Esta monopolización de los medios y de la información es preocupante. Porque para nadie es un secreto que hoy en día el poder se construye en los medios de comunicación. En Ecuador, se decía antes que el candidato que llenaba la Plaza de San Francisco iba seguro de Presidente. Actualmente, los políticos abandonan los balcones y corren a los sets y a las cabinas. En América Latina, si usted quiere hacer carrera política, no estudie política, métase a locutor o a cantante o actúe en una telenovela.

Así las cosas, si la sociedad civil no tiene voz e imagen pública y propia, tampoco tendrá poder. Una ciudadanía sin medios de comunicación propios será una ciudadanía débil. Mejor dicho, debilitada. En la anécdota de las haitianas, ellas hablaban, pero era yo quien tenía el micrófono. )Y por qué no pensar en una emisora del batey, administrada por ellas mismas?
Queremos, exigimos, muchas radios y televisoras ciudadanas. Radios y televisoras en manos de mujeres, de jóvenes, de indígenas, de universidades, de grupos ecologistas, de sindicatos, de los más variados movimientos sociales. Hay suficientes frecuencias, si se reparten bien. En el dial todos cabemos, como dicen los colegas salvadoreños. Hay sitio para emisoras comerciales, hay sitio para emisoras estatales, y tiene que haber sitio, y un sitio equitativo, significativo, para emisoras ciudadanas, independientes, que no persiguen el lucro ni hacen propaganda política.

Marcos legales discriminatorios

¿Qué pasa en América Latina? No hay leyes que promuevan, ni siquiera permitan, el nacimiento y el desarrollo de las radios ciudadanas. Salvo el honroso caso de Colombia, cuyo Ministerio de Comunicaciones asignó el año pasado más de 400 frecuencias para radios comunitarias; y el de Bolivia, cuya Superintendencia de Telecomunicaciones está ayudando a legalizar las radios indígenas, los demás gobiernos muestran una sorprendente intolerancia hacia los medios comunitarios.
En Chile, a las radios comunitarias solamente se les au- toriza la ridícula potencia de un vatio. Para colmo, estas emisoras tienen, por un lado, prohibida la publicidad y, por otro, negado cualquier subsidio.

En Argentina, las organizaciones civiles sin fines de lucro están explícitamente excluidas del acceso a las frecuencias.
En Brasil, la llamada ley de radios comunitarias las limita a 25 vatios, les prohibe la publicidad, les prohibe transmitir en red, y solamente otorga un par de frecuencias sobre todo el inmenso territorio brasileño para que ahí se ubiquen todas las emisoras comunitarias que logren ser autorizadas.

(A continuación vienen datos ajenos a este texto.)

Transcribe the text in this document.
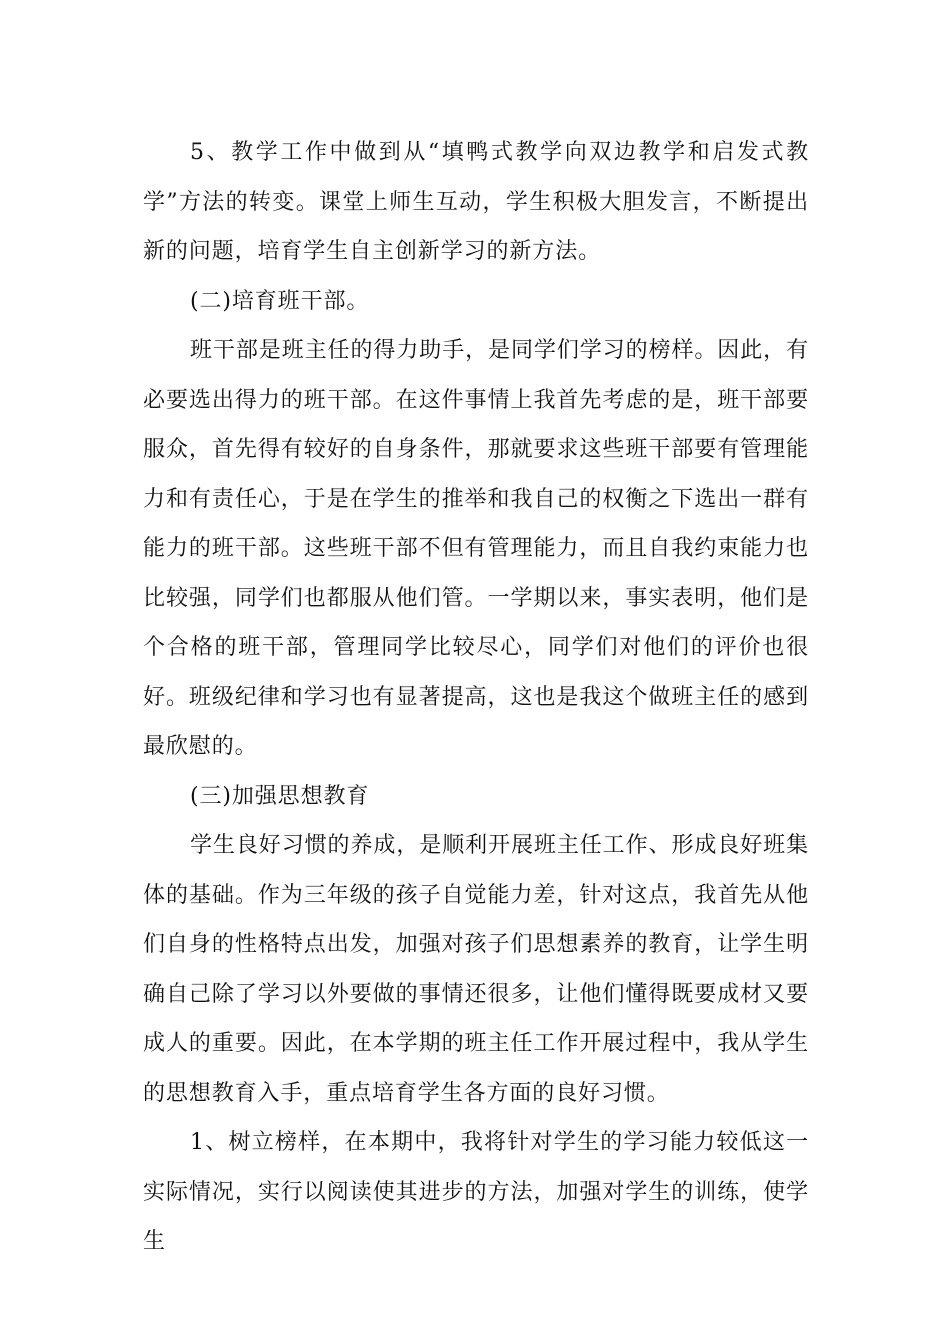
5、教学工作中做到从“填鸭式教学向双边教学和启发式教学”方法的转变。课堂上师生互动，学生积极大胆发言，不断提出新的问题，培育学生自主创新学习的新方法。

(二)培育班干部。

班干部是班主任的得力助手，是同学们学习的榜样。因此，有必要选出得力的班干部。在这件事情上我首先考虑的是，班干部要服众，首先得有较好的自身条件，那就要求这些班干部要有管理能力和有责任心，于是在学生的推举和我自己的权衡之下选出一群有能力的班干部。这些班干部不但有管理能力，而且自我约束能力也比较强，同学们也都服从他们管。一学期以来，事实表明，他们是个合格的班干部，管理同学比较尽心，同学们对他们的评价也很好。班级纪律和学习也有显著提高，这也是我这个做班主任的感到最欣慰的。

(三)加强思想教育

学生良好习惯的养成，是顺利开展班主任工作、形成良好班集体的基础。作为三年级的孩子自觉能力差，针对这点，我首先从他们自身的性格特点出发，加强对孩子们思想素养的教育，让学生明确自己除了学习以外要做的事情还很多，让他们懂得既要成材又要成人的重要。因此，在本学期的班主任工作开展过程中，我从学生的思想教育入手，重点培育学生各方面的良好习惯。

1、树立榜样，在本期中，我将针对学生的学习能力较低这一实际情况，实行以阅读使其进步的方法，加强对学生的训练，使学生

En Uruguay, las telecomunicaciones están bajo la órbita del Ministerio de Defensa. Las concesiones son discrecionales y muy pocas familias controlan todo el espectro.

En Ecuador, las radios comunitarias fueron colocadas bajo el estatuto de la seguridad nacional. Los indígenas llevan años presentando debidamente sus papeles y no han recibido respuesta a sus solicitudes.
En Perú, en México, en la mayoría de nuestros países, las frecuencias se están subastando. El único criterio para obtener la asignación es la mayor cantidad de dinero que se pone sobre la mesa. En Guatemala, las subastas alcanzan sumas imposibles para una comunidad indígena. Por ejemplo, la frecuencia 95.9 para el pueblo de Totonicapán fue subastada por 382 mil quetzales (76 mil dólares). )Tiene precio la libertad de expresión?
Se escucha repetidas veces la afirmación de que no hay democracia sin libertad de expresión. Pero, para ser justos, hay que completar la frase: no hay libertad de expresión sin democratizar las actuales leyes de telecomunicaciones, obsoletas y discriminatorias, que dejan fuera a la ciudadanía. Con la misma fuerza con que algunos reclaman libertad de prensa, nosotros reclamamos libertad de antena.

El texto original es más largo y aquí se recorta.